More than 80 years after she left school to help her mother raise her siblings, a Michigan woman has been awarded her high school diploma.
That’s the sort of feel-good story everybody loves. When 98-year-old Ruth Frezza finally received her diploma, after all, it was in a symbolic ceremony in a nursing home.
And what happened to Ruth in 1936 — the loss of opportunity to earn a diploma after life circumstances pushed her out of high school — is still happening to millions of children each year. In most places in the United States, individuals over the age of 20 cannot return to school to finish their high school diploma — no matter why they left.
That’s despite the fact that, now far more than ever before, a high school diploma is absolutely vital for anyone who reasonably hopes to earn a living wage. That wasn’t the case in 1936.
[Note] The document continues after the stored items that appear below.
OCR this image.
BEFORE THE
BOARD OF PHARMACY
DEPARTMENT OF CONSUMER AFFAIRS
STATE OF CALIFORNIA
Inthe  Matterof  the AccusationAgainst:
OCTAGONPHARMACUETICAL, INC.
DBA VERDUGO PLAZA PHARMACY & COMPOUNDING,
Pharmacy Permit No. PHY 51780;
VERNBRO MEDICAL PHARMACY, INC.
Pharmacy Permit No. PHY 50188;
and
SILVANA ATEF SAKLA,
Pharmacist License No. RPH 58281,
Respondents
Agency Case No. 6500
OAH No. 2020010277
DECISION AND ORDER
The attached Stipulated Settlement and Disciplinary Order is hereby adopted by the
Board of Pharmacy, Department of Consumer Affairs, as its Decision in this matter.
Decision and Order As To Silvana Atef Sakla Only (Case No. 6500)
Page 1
There are some places where leaders are figuring out how important it is to give a second chance at a diploma for both individuals and their communities. In Ohio and Michigan, for instance, state leaders have launched programs that allow adults to earn their high school diplomas, free of tuition, no matter when or why they left high school. The hundreds upon hundreds of resulting graduations aren’t simply feel-good stories — they are stories of people who had little hope of betting their lives who have been given a path to a better future: a future that changes outcomes for individuals, families, and the communities in which they live.
But programs like these are still few and far between. It’s time to make sure that everyone has an opportunity to earn a high school diploma today and get started on their better tomorrow.